By: Robin Pandey Date: 11/03/2022
Section 85 applies only to involuntary and not voluntary drunkenness. Section 85 reads as follows:
"Act of a Person incapable of judgment by reason of intoxication caused against his will”:
Nothing is an offence which is done by a person who, at the time of doing it, is, by reason of intoxication, incapable of knowing the nature of the act, or that he is doing what is either wrong, or contrary to law; Provided that the thing which intoxicated him was administered to him without his knowledge or against his will."
In order to claim exemption from criminal liability under Section 85 the accused has to establish that:
(1) at the time of doing the act by reason of intoxication he was incapable of knowing
(i) the nature of the act; or
(ii) that he was doing what was either wrong or contrary to law; and
(2) that the thing which intoxicated him was administered to him without his knowledge or against his will.

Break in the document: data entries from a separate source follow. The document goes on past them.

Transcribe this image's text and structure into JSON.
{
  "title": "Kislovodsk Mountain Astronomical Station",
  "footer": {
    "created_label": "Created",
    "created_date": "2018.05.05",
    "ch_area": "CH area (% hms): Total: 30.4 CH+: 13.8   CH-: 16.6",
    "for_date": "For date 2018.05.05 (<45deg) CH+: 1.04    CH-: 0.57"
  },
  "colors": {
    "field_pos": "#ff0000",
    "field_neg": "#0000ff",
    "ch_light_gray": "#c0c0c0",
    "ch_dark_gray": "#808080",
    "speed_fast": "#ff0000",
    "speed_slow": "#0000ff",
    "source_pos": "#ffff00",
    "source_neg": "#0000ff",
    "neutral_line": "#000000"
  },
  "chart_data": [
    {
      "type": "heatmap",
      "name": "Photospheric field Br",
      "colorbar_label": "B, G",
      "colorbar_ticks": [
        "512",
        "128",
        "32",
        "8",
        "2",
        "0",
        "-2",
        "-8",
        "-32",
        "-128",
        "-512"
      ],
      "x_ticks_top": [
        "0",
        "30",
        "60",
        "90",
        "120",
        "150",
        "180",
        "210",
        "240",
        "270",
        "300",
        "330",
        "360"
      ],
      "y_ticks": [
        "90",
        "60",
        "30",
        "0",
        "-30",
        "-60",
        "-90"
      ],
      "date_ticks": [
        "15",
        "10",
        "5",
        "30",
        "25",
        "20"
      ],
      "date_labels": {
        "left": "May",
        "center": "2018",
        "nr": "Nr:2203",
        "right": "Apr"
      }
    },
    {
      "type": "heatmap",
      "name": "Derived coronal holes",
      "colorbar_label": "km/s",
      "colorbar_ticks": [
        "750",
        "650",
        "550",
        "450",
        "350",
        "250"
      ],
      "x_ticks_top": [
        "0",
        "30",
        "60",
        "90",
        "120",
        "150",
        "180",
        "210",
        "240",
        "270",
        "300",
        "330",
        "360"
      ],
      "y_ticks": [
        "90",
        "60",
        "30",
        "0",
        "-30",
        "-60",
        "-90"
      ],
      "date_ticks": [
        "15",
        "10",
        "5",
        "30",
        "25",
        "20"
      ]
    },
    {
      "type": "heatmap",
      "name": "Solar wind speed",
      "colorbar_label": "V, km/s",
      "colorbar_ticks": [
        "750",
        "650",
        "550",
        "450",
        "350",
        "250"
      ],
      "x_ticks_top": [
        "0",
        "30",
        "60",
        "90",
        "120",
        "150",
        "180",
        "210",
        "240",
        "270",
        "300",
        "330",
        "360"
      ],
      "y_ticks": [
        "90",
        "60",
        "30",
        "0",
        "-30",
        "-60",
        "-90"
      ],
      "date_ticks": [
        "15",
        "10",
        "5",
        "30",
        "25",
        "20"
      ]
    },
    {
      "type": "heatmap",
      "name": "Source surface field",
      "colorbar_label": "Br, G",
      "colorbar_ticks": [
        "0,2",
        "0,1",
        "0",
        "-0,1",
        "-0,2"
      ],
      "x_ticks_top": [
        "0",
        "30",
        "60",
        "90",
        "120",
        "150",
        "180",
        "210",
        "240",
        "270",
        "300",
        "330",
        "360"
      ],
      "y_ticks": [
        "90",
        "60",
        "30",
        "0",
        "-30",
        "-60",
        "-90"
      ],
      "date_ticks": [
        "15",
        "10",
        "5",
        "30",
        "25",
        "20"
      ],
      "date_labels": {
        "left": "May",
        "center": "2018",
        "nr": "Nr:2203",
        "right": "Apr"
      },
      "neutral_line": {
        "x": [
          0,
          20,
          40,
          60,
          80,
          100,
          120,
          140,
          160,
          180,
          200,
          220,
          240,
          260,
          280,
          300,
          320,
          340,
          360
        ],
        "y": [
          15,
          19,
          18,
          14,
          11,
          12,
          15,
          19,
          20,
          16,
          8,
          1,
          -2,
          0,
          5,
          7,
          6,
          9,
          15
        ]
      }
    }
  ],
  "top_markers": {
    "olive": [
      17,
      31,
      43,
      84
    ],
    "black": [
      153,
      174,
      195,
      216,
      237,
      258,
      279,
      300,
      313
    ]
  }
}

Involuntary Intoxication: "Without his Knowledge" or "against his Will
The law does not protect all sorts of drunkenness; nor does it protect drunkenness as such. Section 85 comes into operation only when any person is served any intoxicating substance "against his will or without his knowledge". The words "against his will'" mean that the person was forced or coerced into consuming an intoxicant. Normal persuasion acting as an incentive is not covered by the expression "against his will", unless there is an element of compulsion to consume the intoxicant against his will. The expression "without his knowledge" means ignorance of the fact that what is being administered is or contains or is mixed with an intoxicant. Consequently where the intoxicant is administered to the accused by stratagem or fraud of another, as when mixed with his food or drink, and given to him in confidence, he is excused. Where a person deliberately plans a criminal act, and gets drunk to overcome any element of cowardice, and commits any act which is an offence, he would not be protected by law. No person can be allowed to take shelter of the exemption under the guise of "intoxication" as no person can be permitted to disguise his criminal acts as the acts of a person of unsound mind.

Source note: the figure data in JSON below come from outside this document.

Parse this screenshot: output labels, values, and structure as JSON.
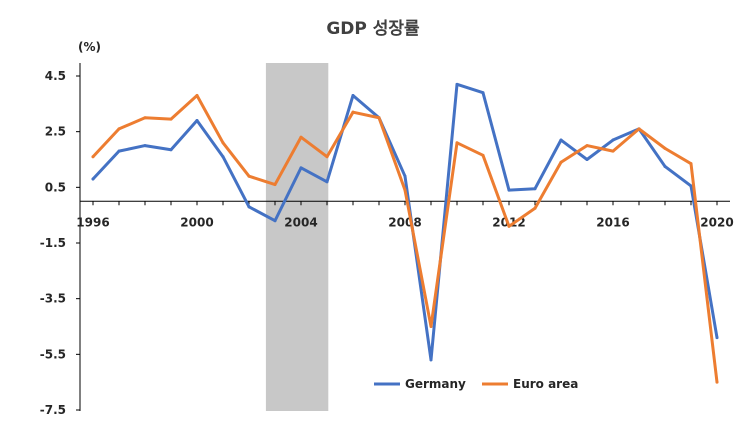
{
  "chart_data": {
    "type": "line",
    "title": "GDP 성장률",
    "ylabel": "(%)",
    "x": [
      1996,
      1997,
      1998,
      1999,
      2000,
      2001,
      2002,
      2003,
      2004,
      2005,
      2006,
      2007,
      2008,
      2009,
      2010,
      2011,
      2012,
      2013,
      2014,
      2015,
      2016,
      2017,
      2018,
      2019,
      2020
    ],
    "x_ticks": [
      "1996",
      "2000",
      "2004",
      "2008",
      "2012",
      "2016",
      "2020"
    ],
    "y_ticks": [
      "4.5",
      "2.5",
      "0.5",
      "-1.5",
      "-3.5",
      "-5.5",
      "-7.5"
    ],
    "ylim": [
      -7.5,
      4.5
    ],
    "xlim": [
      1996,
      2020
    ],
    "shaded_region": [
      2002.65,
      2005.05
    ],
    "grid": false,
    "legend_position": "bottom-right",
    "series": [
      {
        "name": "Germany",
        "color": "#4472C4",
        "values": [
          0.8,
          1.8,
          2.0,
          1.85,
          2.9,
          1.6,
          -0.2,
          -0.7,
          1.2,
          0.7,
          3.8,
          3.0,
          0.9,
          -5.7,
          4.2,
          3.9,
          0.4,
          0.45,
          2.2,
          1.5,
          2.2,
          2.6,
          1.25,
          0.55,
          -4.9
        ]
      },
      {
        "name": "Euro area",
        "color": "#ED7D31",
        "values": [
          1.6,
          2.6,
          3.0,
          2.95,
          3.8,
          2.1,
          0.9,
          0.6,
          2.3,
          1.6,
          3.2,
          3.0,
          0.4,
          -4.5,
          2.1,
          1.65,
          -0.9,
          -0.25,
          1.4,
          2.0,
          1.8,
          2.6,
          1.9,
          1.35,
          -6.5
        ]
      }
    ]
  }
}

Involuntary Drunkenness per se is no ground of exemption
It would be no ground of excuse for crime merely to plead involuntary drunkenness. To be a ground of exemption, the involuntary drunkenness must answer one of the three tests given in the Section. The accused must show that he was so drunk that he did not know either: (a) the nature of the act; or (b) that it was wrong; or (c) that it was contrary to law. Hence, the correct test is whether by reason of involuntary drunkenness, the accused was incapable of forming an intention of committing the offence. In Bablu v. State of Rajasthan, (2007), the Supreme Court laid down three propositions as regards the scope and ambit of Section 85, IPC which are as follows:
(1) The insanity whether produced-by drunkenness or otherwise is a defence to a crime charged.

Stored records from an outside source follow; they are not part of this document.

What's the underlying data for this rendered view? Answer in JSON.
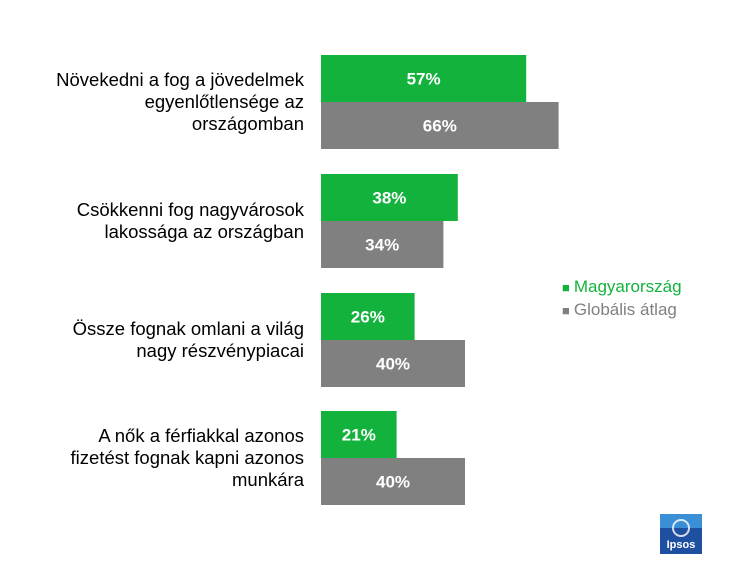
{
  "chart_data": {
    "type": "bar",
    "orientation": "horizontal",
    "categories": [
      "Növekedni a fog a jövedelmek egyenlőtlensége az országomban",
      "Csökkenni fog nagyvárosok lakossága az országban",
      "Össze fognak omlani a világ nagy részvénypiacai",
      "A nők a férfiakkal azonos fizetést fognak kapni azonos munkára"
    ],
    "category_lines": [
      [
        "Növekedni a fog a jövedelmek",
        "egyenlőtlensége az",
        "országomban"
      ],
      [
        "Csökkenni fog nagyvárosok",
        "lakossága az országban"
      ],
      [
        "Össze fognak omlani a világ",
        "nagy részvénypiacai"
      ],
      [
        "A nők a férfiakkal azonos",
        "fizetést fognak kapni azonos",
        "munkára"
      ]
    ],
    "series": [
      {
        "name": "Magyarország",
        "color": "#13b23d",
        "values": [
          57,
          38,
          26,
          21
        ]
      },
      {
        "name": "Globális átlag",
        "color": "#808080",
        "values": [
          66,
          34,
          40,
          40
        ]
      }
    ],
    "value_suffix": "%",
    "xlim": [
      0,
      100
    ],
    "grid": false,
    "legend_position": "right"
  },
  "legend_marker": "■",
  "logo": {
    "text": "Ipsos",
    "color": "#1e4fa0"
  }
}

(2) Evidence of drunkenness which renders the accused incapable of forming the specific intent essential to constitute the crime should be taken into account with the other facts proved in order to determine whether or not he had this intent; and
(3) The evidence of drunkenness falling short of a proved incapacity in the accused to form the intent necessary to constitute the crime and merely establishing that his mind is affected by drink so that he more readily give to some violent passion, does not rebut the presumption that a man intends the natural consequences of his acts.
Onus of Proof: The onus to bring the protection of Section 85 is squarely upon the accused who has to prove that intoxication envisaged was such that he was incapable of forming the specific intent essential to constitute the crime. When he fails to establish the plea by preponderance of probabilities he cannot come within the general exception of Section 85.